A CIA de olho em nós

   Esses documentos que a CIA vazou e hoje são destaque no Globo, em matéria do Zé Meirelles, devem ser observados num contexto maior e nada melhor para isso do que aplicar a ANPLIAR (Análise Polilinear da Realidade, patente pendente).

   Como está num post lá na Coleguinhas, a CIA está praticamente sob intervenção do Governo Bush, que não gostou de a Companhia ter desmascarado há muito a farsa das armas do Saddam. Para botar a tal "guerra do terrorismo" em sua real perspectiva, a agência tenta mostrar nesse estudo que, no médio prazo, mais importante é investir contra China e Índia, em primeiro plano, e Brasil e Indonésia, em segundo, pois esses quatro têm potencial para mudar o panorama geopolítico e, unidos, barrar, ou pelo menos causar grandes problemas, o avanço do Império Americano.

   Com um aviso desses, a CIA tenta atingir alguns objetivos estratégicos:

   1. Mostrar ao establishment financeiro e industrial do Tio Sam que seria bom forçar os defensores do "Armagedon Já" no governo Bush a ver que tão importante quanto fazer o marketing da Al-Qaeda procurando terroristas embaixo da cama é dar dinheiro à agência para operações contra esses futuros oponentes antes que eles se unam e fique mais difícil.

   2. Como conseqüência do primeiro objetivo, aumentar a dotação da Companhia para as campanhas de contenção desses países. Afinal, os consultores das Tendências da vida vão cobrar mais caro para irem a jornais e tevês criticar as políticas econômicas desses governos, o mesmo ocorrendo com os colunistas de jornais e tevês, cujos cachês para falarem em encontros promovidos por empresas americanas também aumentam, etc.
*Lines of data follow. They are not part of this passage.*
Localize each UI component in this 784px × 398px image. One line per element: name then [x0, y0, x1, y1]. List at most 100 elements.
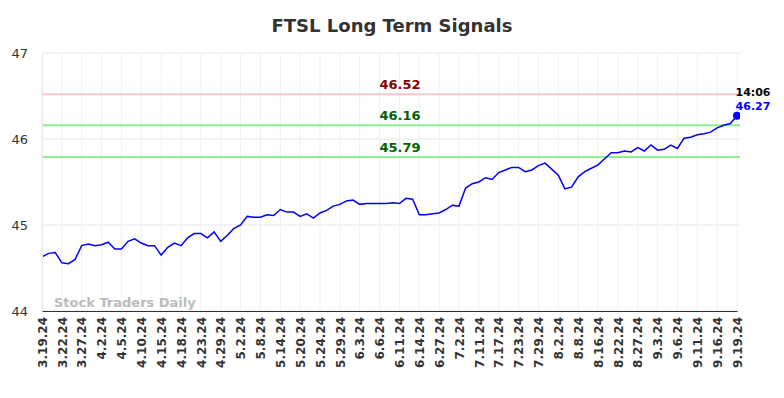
- y-tick: 44: [11, 304, 42, 319]
- x-tick-label: 5.29.24: [334, 317, 348, 368]
- x-tick-label: 7.29.24: [532, 317, 546, 368]
- title: FTSL Long Term Signals: [272, 15, 513, 36]
- x-tick: 9.11.24: [691, 311, 705, 368]
- y-axis: 44454647: [11, 46, 42, 319]
- grid-line-x: [61, 53, 62, 311]
- watermark: Stock Traders Daily: [54, 295, 196, 310]
- x-tick-label: 9.6.24: [671, 317, 685, 360]
- grid-line-x: [181, 53, 182, 311]
- plot-area: [42, 94, 740, 263]
- grid: [42, 53, 740, 311]
- x-tick: 4.2.24: [95, 311, 109, 360]
- grid-line-x: [200, 53, 201, 311]
- reference-label: 45.79: [379, 140, 420, 155]
- x-tick: 9.16.24: [711, 311, 725, 368]
- x-tick: 7.2.24: [453, 311, 467, 360]
- x-tick: 6.14.24: [413, 311, 427, 368]
- x-tick: 4.29.24: [214, 311, 228, 368]
- grid-line-x: [677, 53, 678, 311]
- x-tick-label: 8.22.24: [612, 317, 626, 368]
- x-tick-label: 8.16.24: [592, 317, 606, 368]
- grid-line-x: [81, 53, 82, 311]
- x-tick: 8.16.24: [592, 311, 606, 368]
- x-tick: 8.22.24: [612, 311, 626, 368]
- x-tick-label: 7.2.24: [453, 317, 467, 360]
- x-tick-label: 8.8.24: [572, 317, 586, 360]
- x-tick: 4.23.24: [195, 311, 209, 368]
- x-tick: 5.14.24: [274, 311, 288, 368]
- x-tick-label: 8.27.24: [631, 317, 645, 368]
- grid-line-x: [101, 53, 102, 311]
- grid-line-x: [280, 53, 281, 311]
- x-tick: 7.17.24: [492, 311, 506, 368]
- x-tick-label: 5.20.24: [294, 317, 308, 368]
- grid-line-x: [578, 53, 579, 311]
- x-tick: 7.23.24: [512, 311, 526, 368]
- x-tick-label: 8.2.24: [552, 317, 566, 360]
- grid-line-x: [359, 53, 360, 311]
- x-tick-label: 5.24.24: [314, 317, 328, 368]
- grid-line-x: [558, 53, 559, 311]
- x-tick: 7.29.24: [532, 311, 546, 368]
- x-tick-label: 4.10.24: [135, 317, 149, 368]
- reference-line: [42, 156, 740, 158]
- x-tick-label: 6.6.24: [373, 317, 387, 360]
- x-tick-label: 4.2.24: [95, 317, 109, 360]
- grid-line-x: [518, 53, 519, 311]
- x-tick-label: 5.14.24: [274, 317, 288, 368]
- y-tick: 46: [11, 132, 42, 147]
- x-tick-label: 7.23.24: [512, 317, 526, 368]
- grid-line-x: [300, 53, 301, 311]
- grid-line-x: [637, 53, 638, 311]
- price-line: [42, 116, 737, 264]
- grid-line-x: [697, 53, 698, 311]
- x-axis: 3.19.243.22.243.27.244.2.244.5.244.10.24…: [36, 311, 745, 368]
- x-tick-label: 6.3.24: [353, 317, 367, 360]
- x-tick: 6.3.24: [353, 311, 367, 360]
- x-tick-label: 7.17.24: [492, 317, 506, 368]
- x-tick: 5.20.24: [294, 311, 308, 368]
- x-tick-label: 4.29.24: [214, 317, 228, 368]
- x-tick: 4.18.24: [175, 311, 189, 368]
- x-tick: 5.2.24: [234, 311, 248, 360]
- x-tick: 3.19.24: [36, 311, 50, 368]
- grid-line-x: [320, 53, 321, 311]
- x-tick-label: 9.3.24: [651, 317, 665, 360]
- grid-line-y: [42, 225, 740, 226]
- x-tick: 3.27.24: [75, 311, 89, 368]
- x-tick-label: 5.8.24: [254, 317, 268, 360]
- y-axis-line: [42, 54, 43, 312]
- y-tick-label: 44: [11, 304, 28, 319]
- x-tick-label: 9.16.24: [711, 317, 725, 368]
- grid-line-y: [42, 53, 740, 54]
- x-tick-label: 4.23.24: [195, 317, 209, 368]
- x-tick: 8.27.24: [631, 311, 645, 368]
- x-tick-label: 3.27.24: [75, 317, 89, 368]
- grid-line-x: [260, 53, 261, 311]
- grid-line-x: [459, 53, 460, 311]
- x-tick-label: 5.2.24: [234, 317, 248, 360]
- grid-line-x: [617, 53, 618, 311]
- x-tick: 8.2.24: [552, 311, 566, 360]
- grid-line-x: [141, 53, 142, 311]
- reference-label: 46.52: [379, 77, 420, 92]
- grid-line-x: [121, 53, 122, 311]
- last-time: 14:06: [735, 86, 770, 99]
- x-tick: 6.27.24: [433, 311, 447, 368]
- grid-line-x: [657, 53, 658, 311]
- x-tick-label: 6.11.24: [393, 317, 407, 368]
- reference-line: [42, 124, 740, 126]
- y-tick: 45: [11, 218, 42, 233]
- x-tick-label: 4.15.24: [155, 317, 169, 368]
- y-tick-label: 45: [11, 218, 28, 233]
- x-tick: 5.29.24: [334, 311, 348, 368]
- x-tick: 4.15.24: [155, 311, 169, 368]
- grid-line-x: [717, 53, 718, 311]
- x-tick-label: 3.19.24: [36, 317, 50, 368]
- x-tick-label: 4.18.24: [175, 317, 189, 368]
- x-tick: 5.8.24: [254, 311, 268, 360]
- x-tick: 6.6.24: [373, 311, 387, 360]
- grid-line-x: [161, 53, 162, 311]
- x-tick: 5.24.24: [314, 311, 328, 368]
- grid-line-y: [42, 311, 740, 312]
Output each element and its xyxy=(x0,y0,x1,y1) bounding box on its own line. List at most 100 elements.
   3. Como nem tudo na vida dá pra resolver na maciota, é bom também montar um hábeas-corpus preventivo para o público interno para as...Hããã..."operações de legalidade questionável" (aprendi essa no divertido filme-propaganda "A lenda do tesouro perdido", com o Nicolas Cage, que vi ontem). Será tudo pelo bem do país e na defesa dos empregos do pessoal de lá.

   4. Dar um toque nos serviços secretos da União Européia, da Rússia e do Japão para eles se mexerem e ajudarem a detonar esses emergentes malas. Claro que avisam os serviços de inteligência dos países-alvos também, mas esses já deviam estar prevendo isso.

   5. Pintar os líderes populares - tipo Hugo Chávez - como retrógrados, possíveis ditadores...Enfim, aquelas coisas de sempre.

   Enfim, diante desse documento da Companhia, em vez de começarmos a cantar o Hino Nacional como em tempos de Copa do Mundo, é bom botarmos as barbas de molho, que os caras estão mesmo de olho em nós. E não é por causa das nossas mulheres, né, Larry?